As seniors wearing caps and gowns listened in Memorial Church and their parents and guests heard over loudspeakers in Tercentenary Theatre, Faust spoke at the College’s Baccalaureate Service, a traditional prelude to Thursday’s Commencement ceremony.
“Be who you are, or miss discovering who you are,” Faust said.
Faust’s speech drew heavily from Gomes, the legendary Memorial Church minister who died in February.
For the past four decades, Gomes had presided over the Baccalaureate ceremony and was an institution at Harvard Commencement.
“As a man of multiple labels, Peter Gomes was a little ahead of his time,” Faust said. “The black, gay, and once Republican preacher did not fit any categorization.”
“Even if you never came to a Sunday service or took his course on the history of Harvard, you could feel the ripple of his singularity,” Faust said. “As a man of words, he let no one finish his sentences for him.”
She encouraged the graduating seniors to maintain this individuality and confidence in their identity as they decide on their professional futures.
“The real question is how within the possible narratives can I most be myself,” Faust said. “How will I finish my own sentence, when I say I went to Harvard and then I—.”
Faust maintained a light tone through some of the speech, at one point joking about how, one day, the students might rediscover the hot breakfast that was lost to budget cuts two years ago.

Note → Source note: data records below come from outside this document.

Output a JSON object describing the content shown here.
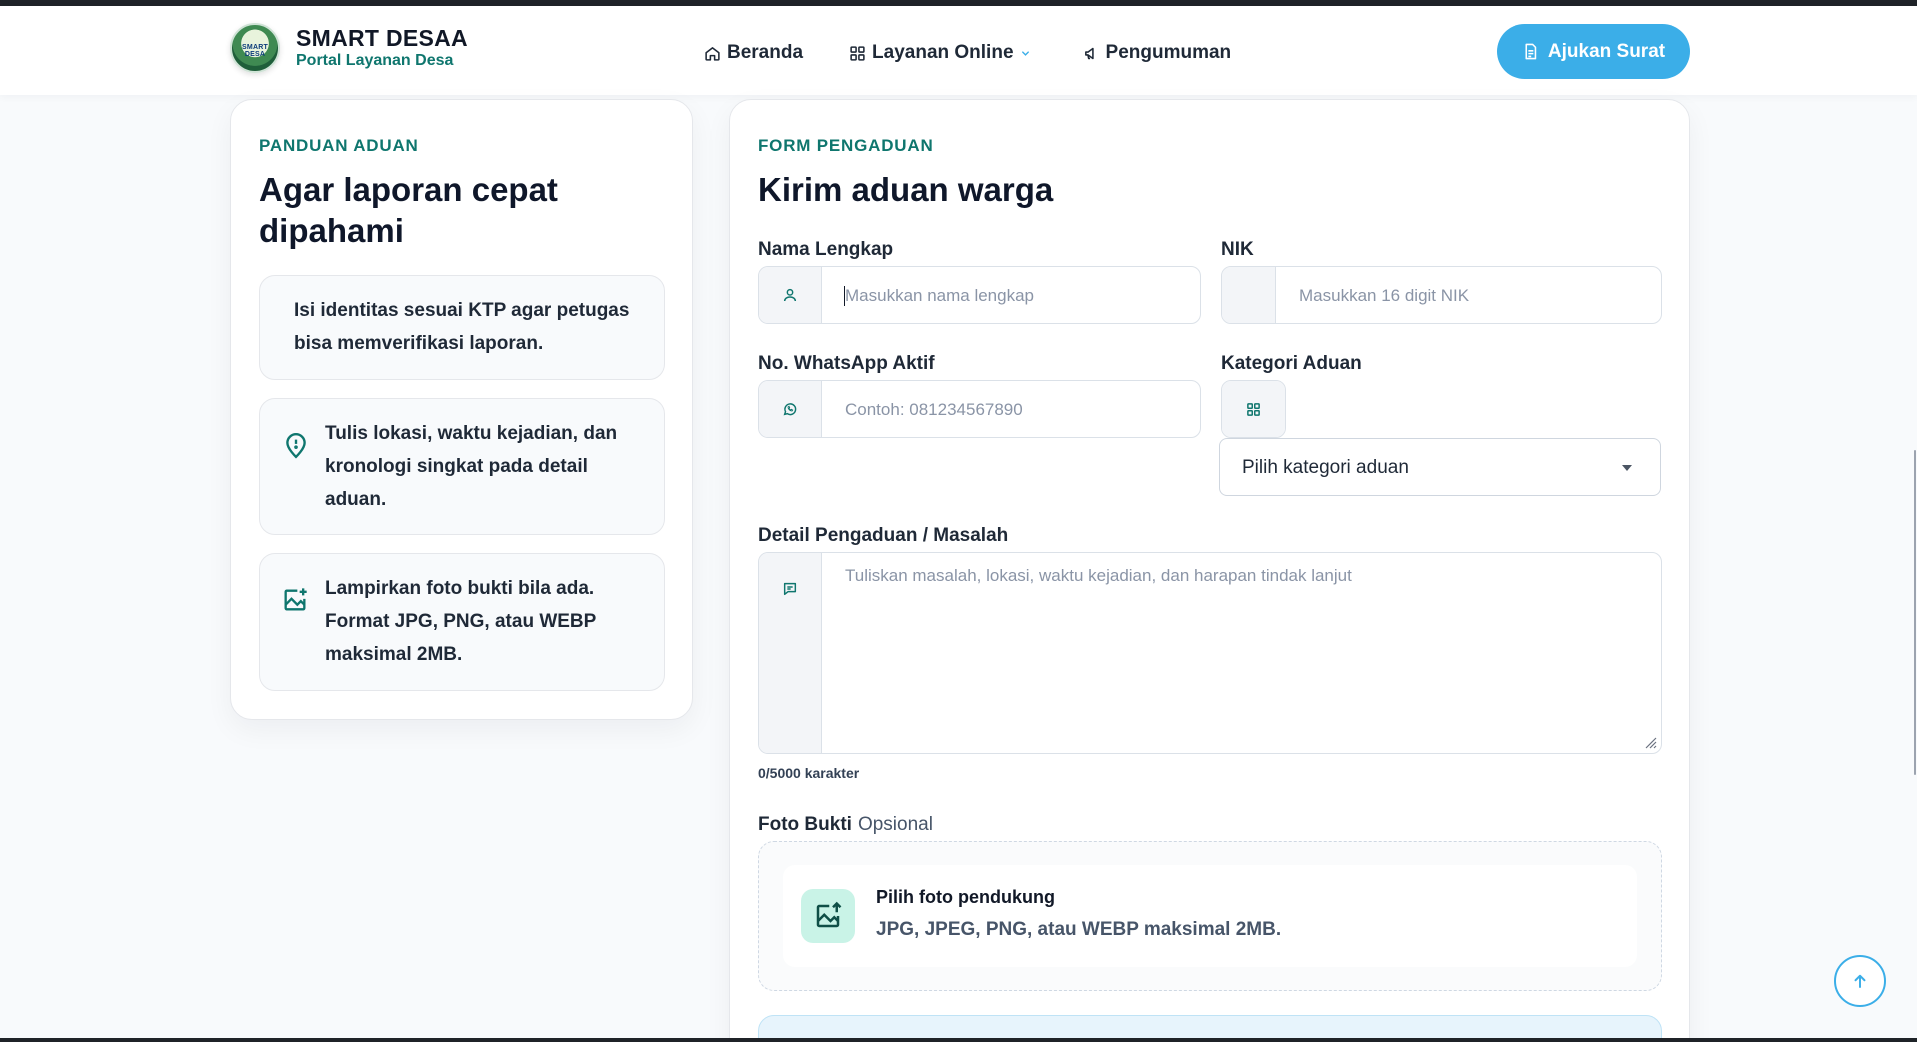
{
  "header": {
    "brand_title": "SMART DESAA",
    "brand_subtitle": "Portal Layanan Desa",
    "logo_text": "SMART DESA",
    "nav": [
      {
        "label": "Beranda",
        "icon": "home-icon"
      },
      {
        "label": "Layanan Online",
        "icon": "grid-icon",
        "has_dropdown": true
      },
      {
        "label": "Pengumuman",
        "icon": "megaphone-icon"
      }
    ],
    "cta_label": "Ajukan Surat",
    "cta_icon": "document-icon"
  },
  "guide": {
    "eyebrow": "PANDUAN ADUAN",
    "heading_line1": "Agar laporan cepat",
    "heading_line2": "dipahami",
    "tips": [
      {
        "line1": "Isi identitas sesuai KTP agar petugas",
        "line2": "bisa memverifikasi laporan.",
        "line3": ""
      },
      {
        "line1": "Tulis lokasi, waktu kejadian, dan",
        "line2": "kronologi singkat pada detail",
        "line3": "aduan.",
        "icon": "location-pin-icon"
      },
      {
        "line1": "Lampirkan foto bukti bila ada.",
        "line2": "Format JPG, PNG, atau WEBP",
        "line3": "maksimal 2MB.",
        "icon": "image-plus-icon"
      }
    ]
  },
  "form": {
    "eyebrow": "FORM PENGADUAN",
    "heading": "Kirim aduan warga",
    "name": {
      "label": "Nama Lengkap",
      "placeholder": "Masukkan nama lengkap"
    },
    "nik": {
      "label": "NIK",
      "placeholder": "Masukkan 16 digit NIK"
    },
    "whatsapp": {
      "label": "No. WhatsApp Aktif",
      "placeholder": "Contoh: 081234567890"
    },
    "category": {
      "label": "Kategori Aduan",
      "selected": "Pilih kategori aduan"
    },
    "detail": {
      "label": "Detail Pengaduan / Masalah",
      "placeholder": "Tuliskan masalah, lokasi, waktu kejadian, dan harapan tindak lanjut",
      "counter": "0/5000 karakter"
    },
    "photo": {
      "label": "Foto Bukti",
      "optional": "Opsional",
      "title": "Pilih foto pendukung",
      "hint": "JPG, JPEG, PNG, atau WEBP maksimal 2MB."
    }
  },
  "colors": {
    "accent": "#3baee8",
    "brand_green": "#0f766e",
    "icon_mint": "#c9f3e7"
  }
}
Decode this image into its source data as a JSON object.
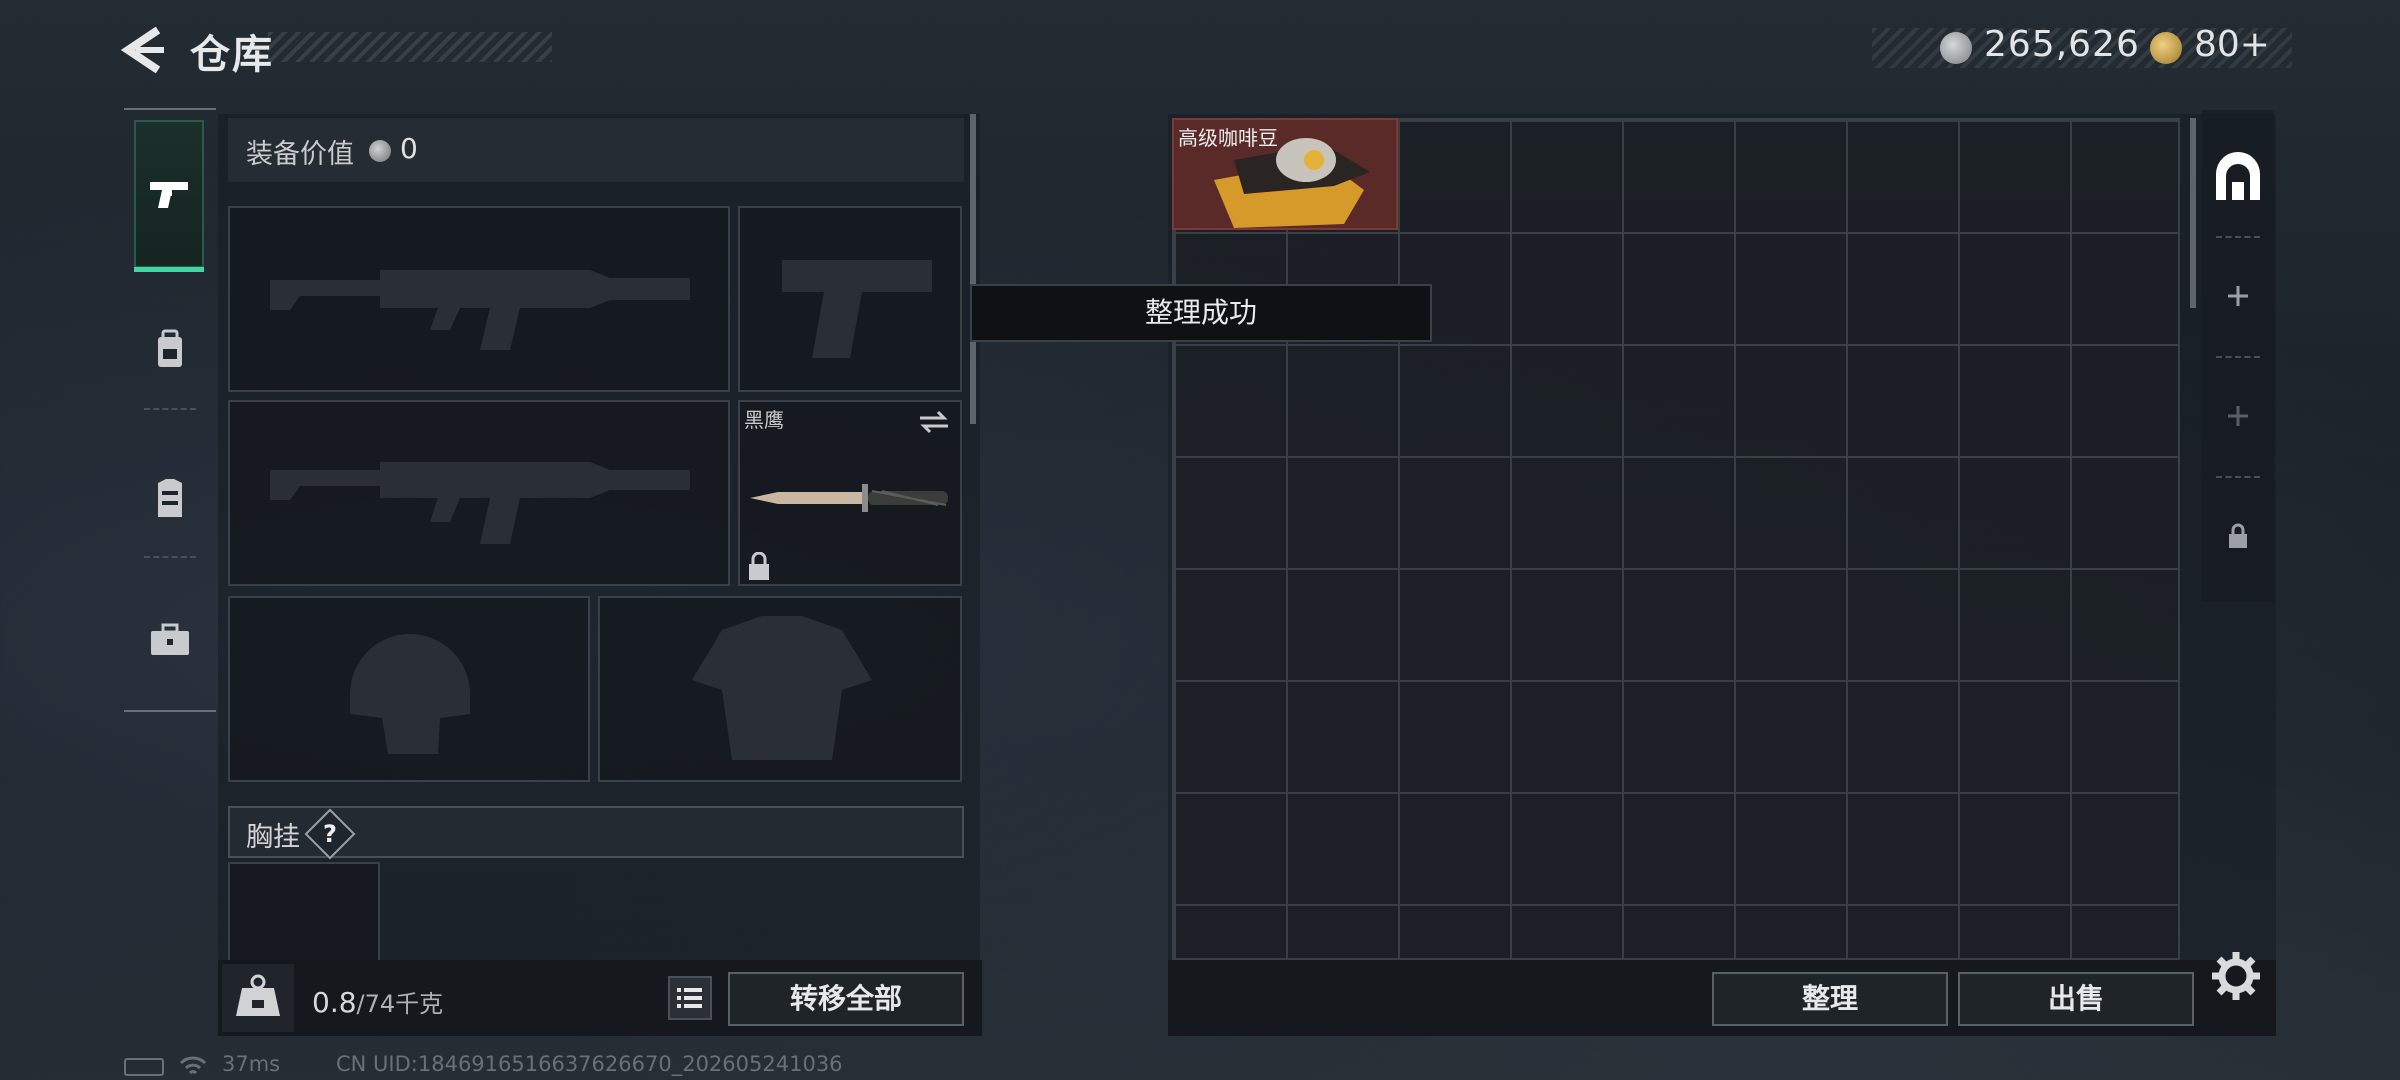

The Baccalaureate Service, which Faust called one of Harvard’s “ancient and curious customs,” included readings from different holy texts, including the Bible and the Quran. The excerpts were read in their original languages as well as in English.
“It was pretty much like being at the U.N.,” Abel Acuna ’11 said, adding that he thought the service was a celebration of diversity at Harvard.
Lisa M. Ackerman ’11 said she appreciated the personalized nature of Faust’s speech, as it addressed specific students’ achievement throughout their years at Harvard.
“It was definitely a tribute to everyone’s accomplishment,” Ackerman said.
Faust became president in 2007, the same year the Class of 2011 arrived at Harvard.